Stillman R M
Surgery. 1984 Jul;96(1):97-101.
The difficulty of creating new, unambiguous, pertinent multiple-choice questions of a level appropriate to medical students implies that examinations must be compiled from a limited number of items. Furthermore, it is impossible to keep used questions inaccessible to all subsequent students. This study was undertaken to determine if these realities are compatible with examinations that are both valid and reliable. A pool of 480 multiple-choice questions was distributed to 232 students during the surgical clerkship. At the conclusion of each quarter, a 120-item multiple-choice examination that consisted of entirely new questions was administered (group I). These 960 questions were then made available to the next group of 218 students; each subsequent examination consisted of 50% new questions and 50% questions repeated verbatim from the publicized pool (group II). With the available pool now increased to 1200, the next examination consisted of 20% new and 80% repeat questions (group III). Reliability (internal consistency) was measured by the Kuder-Richardson-21 formula. Validity was measured by correlation between the multiple-choice examination and the average score of evaluations of each student by two oral examinations and five faculty members. Despite the expected increase in mean examination score, there is loss of neither reliability nor validity by inclusion of even 80% of items repeated from a large pool of multiple-choice questions that have been distributed to the students. Hence, instead of adding irrelevant, trivial, or inappropriate items or trying in vain to hide old examinations from new students, simple preparation of examinations from a large pool of questions is recommended. To insure fairness to all students, this pool should be made public knowledge.

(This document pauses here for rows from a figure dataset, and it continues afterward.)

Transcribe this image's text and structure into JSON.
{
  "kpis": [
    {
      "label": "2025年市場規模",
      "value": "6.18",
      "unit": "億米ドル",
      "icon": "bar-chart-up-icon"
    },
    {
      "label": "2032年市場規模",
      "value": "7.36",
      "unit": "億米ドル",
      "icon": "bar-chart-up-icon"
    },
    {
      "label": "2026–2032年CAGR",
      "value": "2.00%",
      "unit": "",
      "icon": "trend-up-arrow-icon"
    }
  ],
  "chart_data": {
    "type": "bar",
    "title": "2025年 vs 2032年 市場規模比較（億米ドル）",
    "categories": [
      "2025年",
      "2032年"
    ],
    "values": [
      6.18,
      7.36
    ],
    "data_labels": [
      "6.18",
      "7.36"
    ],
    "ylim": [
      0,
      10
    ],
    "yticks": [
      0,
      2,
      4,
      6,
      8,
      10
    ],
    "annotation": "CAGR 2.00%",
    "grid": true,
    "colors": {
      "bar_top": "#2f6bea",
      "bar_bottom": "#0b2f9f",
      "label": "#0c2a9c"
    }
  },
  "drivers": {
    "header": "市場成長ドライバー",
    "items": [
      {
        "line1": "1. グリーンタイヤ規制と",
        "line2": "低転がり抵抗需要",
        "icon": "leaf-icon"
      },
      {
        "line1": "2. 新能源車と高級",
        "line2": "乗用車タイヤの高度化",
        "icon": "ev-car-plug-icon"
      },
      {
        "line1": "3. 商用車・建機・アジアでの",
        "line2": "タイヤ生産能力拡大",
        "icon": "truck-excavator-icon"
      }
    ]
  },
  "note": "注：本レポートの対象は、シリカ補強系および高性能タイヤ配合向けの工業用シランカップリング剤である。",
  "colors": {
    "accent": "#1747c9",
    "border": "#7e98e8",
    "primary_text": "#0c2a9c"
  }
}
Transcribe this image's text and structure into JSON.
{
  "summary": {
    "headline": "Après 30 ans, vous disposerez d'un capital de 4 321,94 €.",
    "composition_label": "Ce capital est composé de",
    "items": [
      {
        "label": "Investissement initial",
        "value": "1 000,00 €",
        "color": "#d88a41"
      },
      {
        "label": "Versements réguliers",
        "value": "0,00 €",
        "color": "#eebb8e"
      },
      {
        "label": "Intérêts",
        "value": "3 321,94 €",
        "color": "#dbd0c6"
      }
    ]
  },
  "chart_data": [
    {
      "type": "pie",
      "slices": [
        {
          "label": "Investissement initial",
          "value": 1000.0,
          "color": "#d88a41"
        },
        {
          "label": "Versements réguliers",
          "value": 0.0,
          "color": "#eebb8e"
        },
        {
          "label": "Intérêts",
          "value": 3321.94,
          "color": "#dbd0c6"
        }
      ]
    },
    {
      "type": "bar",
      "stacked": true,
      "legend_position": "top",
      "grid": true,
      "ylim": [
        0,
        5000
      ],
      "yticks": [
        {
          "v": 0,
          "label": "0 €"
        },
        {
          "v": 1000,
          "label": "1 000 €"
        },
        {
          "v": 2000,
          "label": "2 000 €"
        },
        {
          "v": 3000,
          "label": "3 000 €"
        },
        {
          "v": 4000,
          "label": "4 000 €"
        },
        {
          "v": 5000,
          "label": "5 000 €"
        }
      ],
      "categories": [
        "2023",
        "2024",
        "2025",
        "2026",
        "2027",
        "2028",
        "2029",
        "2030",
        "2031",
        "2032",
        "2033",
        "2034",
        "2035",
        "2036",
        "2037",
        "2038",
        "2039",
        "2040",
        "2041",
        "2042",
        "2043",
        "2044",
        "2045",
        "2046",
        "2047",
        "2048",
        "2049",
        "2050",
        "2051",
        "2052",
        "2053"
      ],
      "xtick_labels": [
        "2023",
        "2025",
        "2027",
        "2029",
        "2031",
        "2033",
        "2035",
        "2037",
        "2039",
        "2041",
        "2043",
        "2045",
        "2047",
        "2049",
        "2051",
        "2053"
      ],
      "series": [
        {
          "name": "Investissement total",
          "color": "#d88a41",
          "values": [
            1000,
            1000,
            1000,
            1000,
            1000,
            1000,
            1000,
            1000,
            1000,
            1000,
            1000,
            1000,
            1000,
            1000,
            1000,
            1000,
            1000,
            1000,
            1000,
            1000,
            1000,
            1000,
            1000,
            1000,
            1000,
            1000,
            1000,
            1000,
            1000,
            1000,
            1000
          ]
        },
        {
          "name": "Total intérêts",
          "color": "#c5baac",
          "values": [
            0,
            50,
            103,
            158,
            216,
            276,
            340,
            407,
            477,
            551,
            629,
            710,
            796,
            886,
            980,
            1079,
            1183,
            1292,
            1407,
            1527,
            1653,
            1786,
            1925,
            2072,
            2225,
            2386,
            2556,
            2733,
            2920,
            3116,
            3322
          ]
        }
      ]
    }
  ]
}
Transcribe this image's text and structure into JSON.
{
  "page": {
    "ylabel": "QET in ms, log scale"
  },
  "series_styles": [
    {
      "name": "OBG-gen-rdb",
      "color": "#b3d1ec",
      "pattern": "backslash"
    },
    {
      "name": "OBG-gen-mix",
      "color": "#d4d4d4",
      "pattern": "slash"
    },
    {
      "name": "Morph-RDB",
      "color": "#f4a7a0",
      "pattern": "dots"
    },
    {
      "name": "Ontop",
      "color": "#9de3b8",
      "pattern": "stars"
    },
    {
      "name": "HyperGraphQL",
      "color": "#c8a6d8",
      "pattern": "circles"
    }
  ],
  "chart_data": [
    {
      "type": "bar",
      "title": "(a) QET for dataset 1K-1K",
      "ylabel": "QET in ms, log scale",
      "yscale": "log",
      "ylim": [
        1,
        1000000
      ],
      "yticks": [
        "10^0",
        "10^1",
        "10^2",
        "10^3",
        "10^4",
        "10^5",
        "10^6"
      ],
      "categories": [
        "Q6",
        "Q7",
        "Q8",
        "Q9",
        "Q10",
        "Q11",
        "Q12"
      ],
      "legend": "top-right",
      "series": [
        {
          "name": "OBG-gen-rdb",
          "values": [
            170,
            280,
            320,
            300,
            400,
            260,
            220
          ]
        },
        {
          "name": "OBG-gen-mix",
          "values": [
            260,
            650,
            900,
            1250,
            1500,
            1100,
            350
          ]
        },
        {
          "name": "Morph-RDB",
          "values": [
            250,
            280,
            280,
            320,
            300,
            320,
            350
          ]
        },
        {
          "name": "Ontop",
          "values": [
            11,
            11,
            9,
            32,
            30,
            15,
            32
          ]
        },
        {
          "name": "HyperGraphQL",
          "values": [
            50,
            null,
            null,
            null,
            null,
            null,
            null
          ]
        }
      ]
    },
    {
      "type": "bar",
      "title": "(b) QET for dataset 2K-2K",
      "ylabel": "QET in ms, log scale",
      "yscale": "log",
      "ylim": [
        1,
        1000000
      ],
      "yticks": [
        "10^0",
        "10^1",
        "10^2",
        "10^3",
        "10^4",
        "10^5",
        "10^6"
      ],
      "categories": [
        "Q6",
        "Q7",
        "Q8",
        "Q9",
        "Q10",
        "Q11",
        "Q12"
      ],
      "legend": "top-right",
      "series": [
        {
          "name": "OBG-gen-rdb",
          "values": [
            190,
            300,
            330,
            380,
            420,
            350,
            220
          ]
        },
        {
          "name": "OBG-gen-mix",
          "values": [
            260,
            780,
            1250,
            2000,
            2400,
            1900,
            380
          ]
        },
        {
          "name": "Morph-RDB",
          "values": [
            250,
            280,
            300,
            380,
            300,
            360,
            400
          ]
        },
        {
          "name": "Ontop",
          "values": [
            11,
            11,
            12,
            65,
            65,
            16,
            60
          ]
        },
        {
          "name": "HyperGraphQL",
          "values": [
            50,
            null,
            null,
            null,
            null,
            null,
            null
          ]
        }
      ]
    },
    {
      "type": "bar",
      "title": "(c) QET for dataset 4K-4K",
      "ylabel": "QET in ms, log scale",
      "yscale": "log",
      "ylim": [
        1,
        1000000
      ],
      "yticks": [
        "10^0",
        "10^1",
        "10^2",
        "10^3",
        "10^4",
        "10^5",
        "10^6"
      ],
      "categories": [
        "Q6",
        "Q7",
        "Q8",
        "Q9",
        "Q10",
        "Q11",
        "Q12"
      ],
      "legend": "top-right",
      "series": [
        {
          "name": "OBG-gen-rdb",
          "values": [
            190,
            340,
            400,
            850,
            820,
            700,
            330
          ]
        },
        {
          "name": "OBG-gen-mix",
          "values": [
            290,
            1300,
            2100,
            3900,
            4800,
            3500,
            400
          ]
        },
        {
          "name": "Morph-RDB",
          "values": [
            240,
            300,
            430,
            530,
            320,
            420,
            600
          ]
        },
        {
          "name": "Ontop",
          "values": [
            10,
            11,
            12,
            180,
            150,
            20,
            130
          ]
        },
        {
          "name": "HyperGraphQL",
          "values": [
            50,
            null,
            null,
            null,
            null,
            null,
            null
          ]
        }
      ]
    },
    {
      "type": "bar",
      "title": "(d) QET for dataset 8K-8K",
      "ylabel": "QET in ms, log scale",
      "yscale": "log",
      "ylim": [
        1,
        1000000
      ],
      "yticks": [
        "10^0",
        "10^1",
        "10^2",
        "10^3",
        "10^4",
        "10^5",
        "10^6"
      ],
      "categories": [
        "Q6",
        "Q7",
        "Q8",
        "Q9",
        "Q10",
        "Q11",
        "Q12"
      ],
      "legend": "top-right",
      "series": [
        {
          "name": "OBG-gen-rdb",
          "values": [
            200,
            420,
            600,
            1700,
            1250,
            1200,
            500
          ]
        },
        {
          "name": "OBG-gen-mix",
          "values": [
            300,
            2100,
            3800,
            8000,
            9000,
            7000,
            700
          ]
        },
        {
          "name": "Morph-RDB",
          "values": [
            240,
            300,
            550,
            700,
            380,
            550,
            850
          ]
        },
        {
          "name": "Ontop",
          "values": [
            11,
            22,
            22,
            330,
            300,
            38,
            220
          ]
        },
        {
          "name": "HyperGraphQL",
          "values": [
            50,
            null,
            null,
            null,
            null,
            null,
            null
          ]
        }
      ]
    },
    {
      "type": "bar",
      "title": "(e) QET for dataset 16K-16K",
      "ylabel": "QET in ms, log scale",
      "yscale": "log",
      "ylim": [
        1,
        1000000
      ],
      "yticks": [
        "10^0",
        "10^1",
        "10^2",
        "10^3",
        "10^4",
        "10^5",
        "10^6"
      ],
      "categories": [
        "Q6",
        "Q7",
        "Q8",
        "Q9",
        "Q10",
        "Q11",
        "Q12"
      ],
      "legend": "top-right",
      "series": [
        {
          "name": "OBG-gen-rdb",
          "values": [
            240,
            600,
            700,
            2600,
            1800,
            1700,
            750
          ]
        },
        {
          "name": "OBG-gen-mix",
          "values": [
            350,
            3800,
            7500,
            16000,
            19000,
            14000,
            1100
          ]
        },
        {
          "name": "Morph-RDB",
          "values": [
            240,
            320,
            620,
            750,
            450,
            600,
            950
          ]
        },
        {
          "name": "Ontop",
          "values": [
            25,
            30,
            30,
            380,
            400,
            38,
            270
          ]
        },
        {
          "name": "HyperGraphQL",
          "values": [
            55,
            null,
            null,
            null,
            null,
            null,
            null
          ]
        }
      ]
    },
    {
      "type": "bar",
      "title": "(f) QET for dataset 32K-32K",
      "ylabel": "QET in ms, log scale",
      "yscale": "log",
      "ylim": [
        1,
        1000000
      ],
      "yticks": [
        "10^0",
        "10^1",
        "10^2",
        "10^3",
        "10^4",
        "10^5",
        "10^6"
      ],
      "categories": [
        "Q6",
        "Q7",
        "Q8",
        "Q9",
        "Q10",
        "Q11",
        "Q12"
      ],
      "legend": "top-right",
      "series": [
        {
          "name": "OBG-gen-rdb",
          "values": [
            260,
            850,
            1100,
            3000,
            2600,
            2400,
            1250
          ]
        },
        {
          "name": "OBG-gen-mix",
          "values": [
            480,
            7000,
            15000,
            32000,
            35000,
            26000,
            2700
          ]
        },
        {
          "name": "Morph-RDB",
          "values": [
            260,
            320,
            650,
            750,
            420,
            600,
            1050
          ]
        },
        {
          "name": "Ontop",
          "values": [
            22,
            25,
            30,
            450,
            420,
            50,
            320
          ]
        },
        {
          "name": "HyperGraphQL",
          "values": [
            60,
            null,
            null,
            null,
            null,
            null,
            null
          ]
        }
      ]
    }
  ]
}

为医学生编写新的、明确无误且相关的、难度合适的多项选择题存在困难,这意味着考试必须由有限数量的题目组成。此外,不可能让后续所有学生都无法获取已使用过的题目。本研究旨在确定这些现实情况是否与既有效又可靠的考试相兼容。在外科实习期间,向232名学生发放了一组480道多项选择题。每个季度末,进行一场由全新题目组成的120道多项选择题考试(第一组)。然后将这960道题目提供给下一组218名学生;随后的每次考试由50%的新题目和50%从已公布题库中原封不动重复的题目组成(第二组)。随着可用题库增加到1200道,下一次考试由20%的新题目和80%的重复题目组成(第三组)。可靠性(内部一致性)通过库德 - 理查森 - 21公式测量。有效性通过多项选择题考试与由两次口试和五名教员对每名学生的评估平均得分之间的相关性来衡量。尽管平均考试成绩预期会提高,但即使包含80%从已分发给学生的大量多项选择题库中重复的题目,可靠性和有效性也不会丧失。因此,建议不要添加无关紧要、琐碎或不恰当的题目,也不要徒劳地试图对新生隐瞒旧考试题目,而是从大量题目中简单地准备考试。为确保对所有学生公平,应将这个题库公之于众。